The reward formulation includes: (1) negative terms for queueing; (2) a positive reward for completions; (3) a penalty based on the workload impact estimator to steer away from high-interference assignments. A key contribution is the use of “heuristic-guided” RL: instead of hard-coding penalties into the reward, the prior knowledge from the penalty estimator is annealed over training epochs—its effect is gradually diminished as the RL agent collects empirical data on its own assignments, improving robustness and convergence.

Three RL strategies are compared:

Baseline RL: vanilla reward shaping with only completion/queue terms.
Workload-Aware RL: explicit addition of the penalty term, constant across training.
Workload-Guided RL: penalty appears only as a guidance term, vanishing as training progresses, preserving the original objective.

Convergence and stability are empirically confirmed across multiple runs (Figure 4).

Figure 4: Workload-guided RL reward progression over training, demonstrating early bias from the penalty guidance and eventual convergence to optimal actions.

Quantitative Results and Contradictory Claims

Experimental evaluation is conducted using Llama 2 7B models deployed via vLLM, with 4 V100 GPUs and realistic request arrival streams.

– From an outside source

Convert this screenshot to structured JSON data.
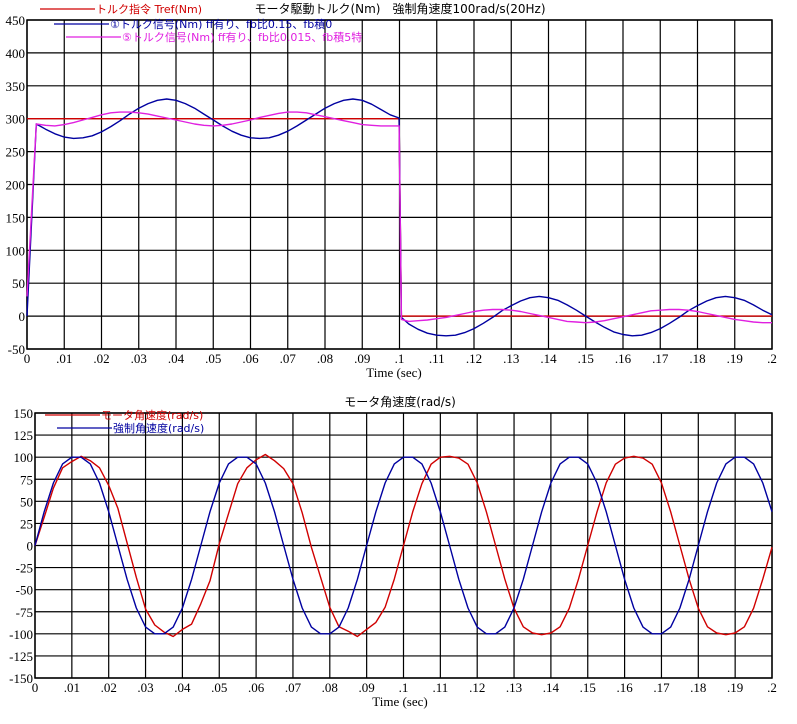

Workload-driven RL policies are compared to round-robin, join-shortest-queue, max-capacity, and Min-Min heuristics.

Key findings:

Workload-guided RL reduces E2E latency by 11.43% compared to round-robin across 2,000 highly heterogeneous requests. Baseline RL yields improvements of ~4.3%, with further gain from phase-aware guidance.
Contrary to assumptions embedded in classical multicore/job routing, instance-local batching optimizations (bin-packing, shortest-job-first) are consistently subdominant compared to intelligent routing. The gap between naive and optimal assignment persists even when fine-tuned batching is implemented instance-locally.
For longer request streams, RL-based routing completely flattens the time-to-first-token (TTFT) variance and reduces the number of requests queued at model instances—a tail-effect that classical methods cannot eliminate.

Figure 5: Baseline RL reward trajectory during training, indicating challenges in optimization when lacking workload-aware guidance.

These results explicitly contradict common wisdom in LLM serving circles that instance-level batching “solves” most of the performance pathologies; the global routing problem must be solved with explicit heterogeneity awareness.

Practical Implications and Future Directions

The techniques demonstrated are scalable: output length predictors and impact estimators generalize to arbitrarily many model–hardware combinations, given sufficient profiling of token time gradients. Critically, the approach can be layered atop any batching algorithm, as the router shapes the workload to maximize batch homogeneity and minimize interference, which is especially important as instances grow in size and models in number.

The work opens lines for further research:

Application of the router to multi-tenant, preemptive settings with strict SLA guarantees and non-i.i.d. request distributions.
Extension to multi-model GPU deployment, where workloads of distinct resource profiles must share single physical GPUs.
Integration with speculative decoding strategies or compositional inference (as the router can nudge the system towards configurations that maximize speculative execution wins).
Incorporation of richer job features (user provenance, personalization, downstream deadlines) into the routing state representations.

A practical limitation remains that all empirical results are obtained on V100 and Llama 2 7B; future work should test on A100/H100 and larger model scales, though the underlying methodology is invariant to base hardware.

Conclusion

This paper establishes the significance of global, phase-aware, RL-guided routing in LLM inference, providing strong numerical evidence that even sophisticated instance-local schedulers are insufficient to close the performance gap introduced by prompt/decode heterogeneity. Explicitly modeling and learning the impact of workload mixing enables superior end-to-end user-perceived latency, fairness, and overall infrastructure efficiency. The research direction outlined here will be essential as LLM workloads diversify further and system resource management becomes even more critical to sustainable, high-performance LLM deployment.